Selenskyj will Dringlichkeitssitzung des UN-Sicherheitsrates

Unterdessen hat Präsident Selenskyj bei einem Briefing in Warschau erklärt, dass die Ukraine nach dem russischen Angriff auf die Kinderklinik Ochmatdet und eine weitere medizinische Einrichtung in der ukrainischen Hauptstadt Kyjiw eine Dringlichkeitssitzung des UN-Sicherheitsrates einberufen wolle. Die Ukraine, so Selenskyj, werde „den Unmenschen aus der Russischen Föderation eine Antwort zukommen lassen“.
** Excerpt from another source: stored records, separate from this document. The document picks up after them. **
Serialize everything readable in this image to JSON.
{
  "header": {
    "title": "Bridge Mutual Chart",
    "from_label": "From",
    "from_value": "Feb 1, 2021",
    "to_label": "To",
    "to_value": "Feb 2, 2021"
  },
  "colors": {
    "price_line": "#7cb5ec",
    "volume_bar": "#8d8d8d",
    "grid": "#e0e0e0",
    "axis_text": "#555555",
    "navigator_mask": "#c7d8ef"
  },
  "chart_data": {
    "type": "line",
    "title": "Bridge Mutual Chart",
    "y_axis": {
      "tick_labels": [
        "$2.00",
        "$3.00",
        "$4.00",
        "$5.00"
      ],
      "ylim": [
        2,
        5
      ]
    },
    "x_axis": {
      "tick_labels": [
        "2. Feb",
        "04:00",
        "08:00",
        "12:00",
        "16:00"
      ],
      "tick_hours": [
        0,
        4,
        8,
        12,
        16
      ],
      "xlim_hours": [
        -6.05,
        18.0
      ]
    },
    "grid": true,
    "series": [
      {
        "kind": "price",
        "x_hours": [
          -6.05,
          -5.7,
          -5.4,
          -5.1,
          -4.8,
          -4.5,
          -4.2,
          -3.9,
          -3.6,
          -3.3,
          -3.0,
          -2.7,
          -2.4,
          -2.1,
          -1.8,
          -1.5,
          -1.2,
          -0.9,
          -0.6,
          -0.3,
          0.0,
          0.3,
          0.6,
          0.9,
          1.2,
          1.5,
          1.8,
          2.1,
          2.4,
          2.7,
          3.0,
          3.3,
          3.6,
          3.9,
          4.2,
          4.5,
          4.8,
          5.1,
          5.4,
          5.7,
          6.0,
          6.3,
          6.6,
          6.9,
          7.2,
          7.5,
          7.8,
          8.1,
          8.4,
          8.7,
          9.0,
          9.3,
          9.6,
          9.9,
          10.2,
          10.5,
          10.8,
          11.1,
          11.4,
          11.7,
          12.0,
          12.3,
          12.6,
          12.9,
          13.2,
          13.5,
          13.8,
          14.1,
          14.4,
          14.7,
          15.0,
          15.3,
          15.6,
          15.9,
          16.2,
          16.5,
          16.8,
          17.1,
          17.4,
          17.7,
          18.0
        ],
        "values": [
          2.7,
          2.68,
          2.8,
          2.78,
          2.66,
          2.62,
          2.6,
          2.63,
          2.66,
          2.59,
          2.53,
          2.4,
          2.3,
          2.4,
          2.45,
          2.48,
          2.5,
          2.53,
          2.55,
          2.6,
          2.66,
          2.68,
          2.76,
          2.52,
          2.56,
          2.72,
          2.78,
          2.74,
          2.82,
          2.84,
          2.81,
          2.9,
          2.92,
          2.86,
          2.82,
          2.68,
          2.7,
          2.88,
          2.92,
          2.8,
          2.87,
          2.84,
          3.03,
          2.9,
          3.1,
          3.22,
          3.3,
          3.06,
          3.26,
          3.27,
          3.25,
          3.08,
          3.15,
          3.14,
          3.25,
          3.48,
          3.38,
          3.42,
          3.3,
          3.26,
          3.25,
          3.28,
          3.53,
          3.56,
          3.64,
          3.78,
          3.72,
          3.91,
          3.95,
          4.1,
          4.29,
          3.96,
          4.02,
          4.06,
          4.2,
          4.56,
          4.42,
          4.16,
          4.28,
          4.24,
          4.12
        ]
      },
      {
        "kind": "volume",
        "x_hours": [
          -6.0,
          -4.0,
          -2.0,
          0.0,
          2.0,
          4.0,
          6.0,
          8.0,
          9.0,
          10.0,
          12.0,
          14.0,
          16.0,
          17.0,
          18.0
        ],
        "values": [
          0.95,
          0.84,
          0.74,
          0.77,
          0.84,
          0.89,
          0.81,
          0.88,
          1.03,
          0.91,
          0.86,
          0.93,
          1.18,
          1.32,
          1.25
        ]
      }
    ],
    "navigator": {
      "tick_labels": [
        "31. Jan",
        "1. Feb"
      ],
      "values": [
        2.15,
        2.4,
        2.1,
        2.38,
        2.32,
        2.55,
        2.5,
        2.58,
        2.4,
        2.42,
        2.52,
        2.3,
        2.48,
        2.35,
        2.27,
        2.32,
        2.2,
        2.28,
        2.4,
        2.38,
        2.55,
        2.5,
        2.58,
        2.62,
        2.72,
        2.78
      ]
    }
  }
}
An Rache denkt man auch beim Inlandsgeheimdienst SBU. „Der SBU wird alles tun, um den Feind für jedes seiner Kriegsverbrechen die größtmögliche Vergeltung spüren zu lassen. Das gilt auch für den heutigen Schlag gegen die Ukraine. Die Vergeltung wird sowohl im Einklang mit dem Gesetz als auch mit der Moral erfolgen. Ein terroristischer Staat ist nichts Abstraktes. Vielmehr stehen ganz konkrete Namen von Mördern dahinter“, zitiert der Telegram-Kanal des SBU dessen Chef Vasyl Malyuk.